There was no attempt to engage with the sorts of concerns we have politicians for – economics, communities, health, education, the environment… She can merely repeat, again and again, that’s she better than her sorry rivals. Which is hardly better than the silly bickering staged between the other candidates.

It’s consumer politics, more about the packaging than any real difference. Note that her qualifications for being Prime Minister are how officiously she ran her supermarket, abusing the public address system to ensure that her staff all look tidy.

I can see that there’s space for the series to develop and that she’s set up for dramatic falls (her husband walking out, her daughter being naughty with someone else’s chap, etc.). One commentator on Alex’s post says Meera Syal is in it next week, and I assume she’ll be more than a token.

But that’s not enough, and the series feels terribly naïve. Alex says its gender politics are 30 years out of date, while its comedy-villain Tories are from at least a decade ago. (See also the movie version of V For Vendetta).

That said, I note Dave Balloon’s speech yesterday was modelled on riffs and slogans T. Blair came up with 10 years ago – how biting his riposte to education³ were it made in ’96.

Like the all-fur-coat Mrs Pritchard, Dave’s not big on how he’ll do anything. We don’t yet have any idea how he will sort out the NHS, but I’m guessing he won’t abolish spoils to the private sector.

It’s also interesting that his support for civil partnerships – which earned some sour looks from his crowd – is based on marriage being “something special”. That’s the argument that in 2004 I heard Tory Lords use for why civil partnerships were an abhorrence.

In all, this speech to party faithful was hailed as something new and funky and exciting (which is not, you know, very “conservative”) and not even they seemed convinced. The same old reactionary bollocks with some late-20th-century spin. In fact, “Plus ça change…” could be the motto of Dave’s “new” party.

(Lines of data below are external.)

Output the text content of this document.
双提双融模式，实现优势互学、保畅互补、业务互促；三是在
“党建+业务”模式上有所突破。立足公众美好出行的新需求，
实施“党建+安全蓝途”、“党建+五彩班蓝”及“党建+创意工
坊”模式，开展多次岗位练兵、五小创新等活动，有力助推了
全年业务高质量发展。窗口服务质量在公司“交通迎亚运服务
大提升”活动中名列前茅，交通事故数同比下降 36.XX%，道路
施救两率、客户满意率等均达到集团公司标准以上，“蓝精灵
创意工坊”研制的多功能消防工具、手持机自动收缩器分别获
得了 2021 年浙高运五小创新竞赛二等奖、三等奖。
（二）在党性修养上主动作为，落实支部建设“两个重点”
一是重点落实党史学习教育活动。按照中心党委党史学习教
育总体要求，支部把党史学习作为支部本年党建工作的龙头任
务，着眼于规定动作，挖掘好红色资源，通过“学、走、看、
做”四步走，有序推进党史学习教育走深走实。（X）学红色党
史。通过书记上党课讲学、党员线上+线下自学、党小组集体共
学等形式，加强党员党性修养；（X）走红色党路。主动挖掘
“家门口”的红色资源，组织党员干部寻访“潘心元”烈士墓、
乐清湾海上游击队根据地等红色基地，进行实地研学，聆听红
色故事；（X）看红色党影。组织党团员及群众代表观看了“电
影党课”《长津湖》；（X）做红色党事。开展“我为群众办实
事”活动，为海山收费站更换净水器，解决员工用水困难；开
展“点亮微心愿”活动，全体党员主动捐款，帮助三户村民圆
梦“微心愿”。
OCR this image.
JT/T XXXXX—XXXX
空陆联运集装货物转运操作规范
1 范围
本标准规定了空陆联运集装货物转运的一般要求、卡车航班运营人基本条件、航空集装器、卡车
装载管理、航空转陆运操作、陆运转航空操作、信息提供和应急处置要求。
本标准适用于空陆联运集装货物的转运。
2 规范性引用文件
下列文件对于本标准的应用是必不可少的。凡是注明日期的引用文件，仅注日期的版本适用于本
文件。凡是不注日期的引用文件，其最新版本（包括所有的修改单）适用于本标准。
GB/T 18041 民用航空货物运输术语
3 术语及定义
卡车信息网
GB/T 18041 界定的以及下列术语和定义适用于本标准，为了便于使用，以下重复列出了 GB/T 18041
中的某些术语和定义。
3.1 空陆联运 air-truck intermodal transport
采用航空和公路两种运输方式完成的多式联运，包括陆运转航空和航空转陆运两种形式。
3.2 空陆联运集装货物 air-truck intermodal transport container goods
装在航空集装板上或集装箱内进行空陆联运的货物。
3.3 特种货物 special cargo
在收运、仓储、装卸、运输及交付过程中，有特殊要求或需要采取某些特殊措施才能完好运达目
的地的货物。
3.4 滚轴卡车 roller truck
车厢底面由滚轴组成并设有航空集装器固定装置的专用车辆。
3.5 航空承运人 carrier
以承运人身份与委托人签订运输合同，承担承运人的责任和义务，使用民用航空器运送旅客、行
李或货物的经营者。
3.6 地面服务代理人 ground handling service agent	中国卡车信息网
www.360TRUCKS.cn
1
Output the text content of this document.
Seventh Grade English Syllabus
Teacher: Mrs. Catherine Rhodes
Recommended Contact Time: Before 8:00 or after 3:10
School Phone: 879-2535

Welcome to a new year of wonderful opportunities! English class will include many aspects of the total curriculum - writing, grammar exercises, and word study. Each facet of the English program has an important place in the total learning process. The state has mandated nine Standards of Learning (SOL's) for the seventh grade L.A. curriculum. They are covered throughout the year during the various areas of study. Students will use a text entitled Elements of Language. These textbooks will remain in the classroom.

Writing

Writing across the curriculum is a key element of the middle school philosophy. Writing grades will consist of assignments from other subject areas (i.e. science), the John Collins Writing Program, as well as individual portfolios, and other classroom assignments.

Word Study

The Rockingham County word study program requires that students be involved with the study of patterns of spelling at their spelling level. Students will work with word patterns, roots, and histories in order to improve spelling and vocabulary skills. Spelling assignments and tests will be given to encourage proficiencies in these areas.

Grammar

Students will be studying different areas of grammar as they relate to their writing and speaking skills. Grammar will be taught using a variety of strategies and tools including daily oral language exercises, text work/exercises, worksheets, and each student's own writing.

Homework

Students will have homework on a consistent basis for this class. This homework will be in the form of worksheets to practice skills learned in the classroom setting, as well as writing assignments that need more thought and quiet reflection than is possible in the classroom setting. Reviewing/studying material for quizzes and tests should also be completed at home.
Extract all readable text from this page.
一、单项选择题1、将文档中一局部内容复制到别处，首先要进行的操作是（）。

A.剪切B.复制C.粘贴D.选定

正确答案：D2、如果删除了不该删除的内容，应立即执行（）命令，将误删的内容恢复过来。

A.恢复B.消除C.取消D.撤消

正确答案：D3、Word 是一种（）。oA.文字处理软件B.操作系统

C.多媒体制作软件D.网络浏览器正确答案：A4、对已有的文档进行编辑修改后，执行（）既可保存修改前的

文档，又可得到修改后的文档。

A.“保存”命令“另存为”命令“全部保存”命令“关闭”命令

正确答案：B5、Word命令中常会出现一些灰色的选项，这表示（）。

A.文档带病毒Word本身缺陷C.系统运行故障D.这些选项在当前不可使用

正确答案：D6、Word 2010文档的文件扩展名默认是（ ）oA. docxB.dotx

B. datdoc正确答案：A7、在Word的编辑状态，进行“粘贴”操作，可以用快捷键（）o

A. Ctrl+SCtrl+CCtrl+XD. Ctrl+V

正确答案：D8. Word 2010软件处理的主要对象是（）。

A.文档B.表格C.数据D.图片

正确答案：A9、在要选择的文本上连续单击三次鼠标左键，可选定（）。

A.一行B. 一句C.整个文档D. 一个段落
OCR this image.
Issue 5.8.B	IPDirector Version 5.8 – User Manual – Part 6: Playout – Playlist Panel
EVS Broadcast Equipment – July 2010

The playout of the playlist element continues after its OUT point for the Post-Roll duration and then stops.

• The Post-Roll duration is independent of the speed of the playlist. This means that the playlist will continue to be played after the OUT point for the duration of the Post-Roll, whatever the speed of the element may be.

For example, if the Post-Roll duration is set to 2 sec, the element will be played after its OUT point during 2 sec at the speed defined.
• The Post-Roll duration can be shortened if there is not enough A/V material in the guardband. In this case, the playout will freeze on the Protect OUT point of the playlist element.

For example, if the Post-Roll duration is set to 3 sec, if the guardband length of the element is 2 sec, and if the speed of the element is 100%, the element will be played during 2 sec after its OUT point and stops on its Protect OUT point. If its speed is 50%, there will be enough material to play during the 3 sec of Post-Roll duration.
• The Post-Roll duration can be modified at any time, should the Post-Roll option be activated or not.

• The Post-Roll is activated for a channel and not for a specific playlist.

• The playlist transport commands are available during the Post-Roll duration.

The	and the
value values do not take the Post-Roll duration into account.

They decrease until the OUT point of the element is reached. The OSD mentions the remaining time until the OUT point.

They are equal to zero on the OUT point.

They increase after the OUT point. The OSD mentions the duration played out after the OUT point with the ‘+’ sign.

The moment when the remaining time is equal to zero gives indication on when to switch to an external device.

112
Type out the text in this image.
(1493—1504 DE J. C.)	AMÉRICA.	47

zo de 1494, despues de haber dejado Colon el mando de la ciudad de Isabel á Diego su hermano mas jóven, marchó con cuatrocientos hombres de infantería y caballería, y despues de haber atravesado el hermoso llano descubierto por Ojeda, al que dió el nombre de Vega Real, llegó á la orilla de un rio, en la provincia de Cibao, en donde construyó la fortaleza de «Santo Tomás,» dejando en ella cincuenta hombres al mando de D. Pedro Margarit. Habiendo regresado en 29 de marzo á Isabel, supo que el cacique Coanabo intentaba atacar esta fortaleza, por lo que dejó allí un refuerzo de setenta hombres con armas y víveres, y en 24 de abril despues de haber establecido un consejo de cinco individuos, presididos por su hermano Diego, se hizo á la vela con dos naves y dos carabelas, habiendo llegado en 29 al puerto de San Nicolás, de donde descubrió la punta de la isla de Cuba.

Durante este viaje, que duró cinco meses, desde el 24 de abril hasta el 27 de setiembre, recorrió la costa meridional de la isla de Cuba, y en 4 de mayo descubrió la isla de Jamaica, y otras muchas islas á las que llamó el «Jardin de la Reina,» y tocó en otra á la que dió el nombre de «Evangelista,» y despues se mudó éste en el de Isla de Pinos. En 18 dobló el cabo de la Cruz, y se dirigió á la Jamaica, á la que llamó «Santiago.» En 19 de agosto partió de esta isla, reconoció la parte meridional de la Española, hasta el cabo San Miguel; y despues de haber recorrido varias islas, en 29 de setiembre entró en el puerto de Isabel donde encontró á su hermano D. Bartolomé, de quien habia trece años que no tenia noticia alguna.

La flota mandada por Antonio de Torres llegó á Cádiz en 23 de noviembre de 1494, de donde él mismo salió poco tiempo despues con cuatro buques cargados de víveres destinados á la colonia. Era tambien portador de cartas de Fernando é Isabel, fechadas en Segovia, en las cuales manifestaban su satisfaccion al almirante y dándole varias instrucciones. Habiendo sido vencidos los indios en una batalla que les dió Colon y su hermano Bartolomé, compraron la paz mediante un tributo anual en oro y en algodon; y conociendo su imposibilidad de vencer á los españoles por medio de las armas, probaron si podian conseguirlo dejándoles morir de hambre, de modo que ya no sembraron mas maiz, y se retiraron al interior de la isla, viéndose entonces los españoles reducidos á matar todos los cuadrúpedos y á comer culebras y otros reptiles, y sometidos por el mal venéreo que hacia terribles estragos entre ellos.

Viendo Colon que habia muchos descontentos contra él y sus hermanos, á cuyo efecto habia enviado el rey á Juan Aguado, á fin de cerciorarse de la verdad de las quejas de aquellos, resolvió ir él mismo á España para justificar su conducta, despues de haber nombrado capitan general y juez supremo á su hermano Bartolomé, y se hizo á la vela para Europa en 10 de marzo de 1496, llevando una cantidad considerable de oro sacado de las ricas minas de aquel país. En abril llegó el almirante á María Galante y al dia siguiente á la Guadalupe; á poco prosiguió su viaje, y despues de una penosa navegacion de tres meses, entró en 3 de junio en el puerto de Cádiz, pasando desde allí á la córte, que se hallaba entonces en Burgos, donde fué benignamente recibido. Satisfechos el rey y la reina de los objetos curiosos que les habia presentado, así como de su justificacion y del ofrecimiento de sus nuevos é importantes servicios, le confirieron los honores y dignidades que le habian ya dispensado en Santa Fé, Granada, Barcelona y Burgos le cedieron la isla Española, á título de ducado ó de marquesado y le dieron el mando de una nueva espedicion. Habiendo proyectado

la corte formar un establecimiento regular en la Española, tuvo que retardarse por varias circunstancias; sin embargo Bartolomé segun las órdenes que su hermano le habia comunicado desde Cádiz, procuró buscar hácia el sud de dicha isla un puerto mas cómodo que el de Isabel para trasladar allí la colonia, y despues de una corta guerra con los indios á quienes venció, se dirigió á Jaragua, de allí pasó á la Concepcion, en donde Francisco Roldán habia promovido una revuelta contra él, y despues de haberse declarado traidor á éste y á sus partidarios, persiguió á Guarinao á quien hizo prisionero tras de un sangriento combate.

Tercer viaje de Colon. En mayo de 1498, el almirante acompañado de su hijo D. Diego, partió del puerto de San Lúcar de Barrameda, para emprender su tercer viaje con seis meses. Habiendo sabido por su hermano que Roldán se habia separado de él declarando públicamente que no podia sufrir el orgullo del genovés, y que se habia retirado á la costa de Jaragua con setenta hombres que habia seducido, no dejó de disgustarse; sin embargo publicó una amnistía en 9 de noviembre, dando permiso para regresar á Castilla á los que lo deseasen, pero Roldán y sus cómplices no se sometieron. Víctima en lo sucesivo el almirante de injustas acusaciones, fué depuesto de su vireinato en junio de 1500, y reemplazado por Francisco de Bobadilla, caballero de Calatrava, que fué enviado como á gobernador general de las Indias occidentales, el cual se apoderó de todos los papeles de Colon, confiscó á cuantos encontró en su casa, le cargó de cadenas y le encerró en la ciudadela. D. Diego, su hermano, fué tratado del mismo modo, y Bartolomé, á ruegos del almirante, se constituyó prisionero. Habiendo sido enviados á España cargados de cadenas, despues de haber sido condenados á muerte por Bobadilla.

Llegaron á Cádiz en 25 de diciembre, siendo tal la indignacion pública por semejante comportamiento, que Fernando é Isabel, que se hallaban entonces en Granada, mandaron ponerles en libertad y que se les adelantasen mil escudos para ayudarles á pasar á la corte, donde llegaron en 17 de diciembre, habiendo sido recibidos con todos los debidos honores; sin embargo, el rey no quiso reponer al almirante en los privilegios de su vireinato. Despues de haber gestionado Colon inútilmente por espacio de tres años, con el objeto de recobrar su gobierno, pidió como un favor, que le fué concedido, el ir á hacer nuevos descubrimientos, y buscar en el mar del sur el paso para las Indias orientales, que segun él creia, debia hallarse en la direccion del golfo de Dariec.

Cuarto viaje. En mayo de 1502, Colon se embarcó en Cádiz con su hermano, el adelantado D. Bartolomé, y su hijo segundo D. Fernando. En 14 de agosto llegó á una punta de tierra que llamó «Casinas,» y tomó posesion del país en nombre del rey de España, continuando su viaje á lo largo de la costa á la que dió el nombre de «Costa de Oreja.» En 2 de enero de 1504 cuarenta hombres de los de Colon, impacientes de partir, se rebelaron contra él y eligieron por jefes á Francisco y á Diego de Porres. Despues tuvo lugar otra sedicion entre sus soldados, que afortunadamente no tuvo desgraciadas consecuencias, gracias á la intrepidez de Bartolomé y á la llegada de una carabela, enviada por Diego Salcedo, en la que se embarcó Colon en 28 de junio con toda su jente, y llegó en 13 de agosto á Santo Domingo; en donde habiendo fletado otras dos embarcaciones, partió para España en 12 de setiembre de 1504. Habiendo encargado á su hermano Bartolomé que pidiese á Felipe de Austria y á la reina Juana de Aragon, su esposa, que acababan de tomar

To get back to the telly, my real dissatisfaction with Mrs Pritchard is that despite all her promises, she’s just as amorphous as the “real” politicians she finds so dispiriting herself. Defenders of the programme say it’s meant to be an “ideal” and just a bit of fun. But that’s a feeble excuse.

It really could be amazing if it dared brave the issues it raises – a popular tea-time utopia with gags that might make you think. At the moment, it’s got all the sophistication and girl-empowerment of ads which sell household cleaner and gravy on the basis of how Dad’s A Bit Rubbish.

As things are, Mrs P is only “amazing” because a few people who ought to know better tell us so. I found the fawning cameos from the BBC’s news teams really embarrassing. Where were the awkward questions about her actual policies, or her business relationship with her chief sponsor, or how her support seems entirely from white, middle-England women of a little-above middle-age? Would Paxman have been so deferent?

As it happens, we saw Robert McCrum interviewing Paxman last night about his new book, On Royalty. A staunch Republican, Paxman admitted that in researching and testing his assumptions for the book, he came to believe something new. All sorts of things to think about:

How would abolishing the monarchy make things any better? Isn’t it good to have a rank to which the ambitious can never reach? A written constitution might be a Good Thing, but who is it as gets to write it? Why is the Queen a bit scary?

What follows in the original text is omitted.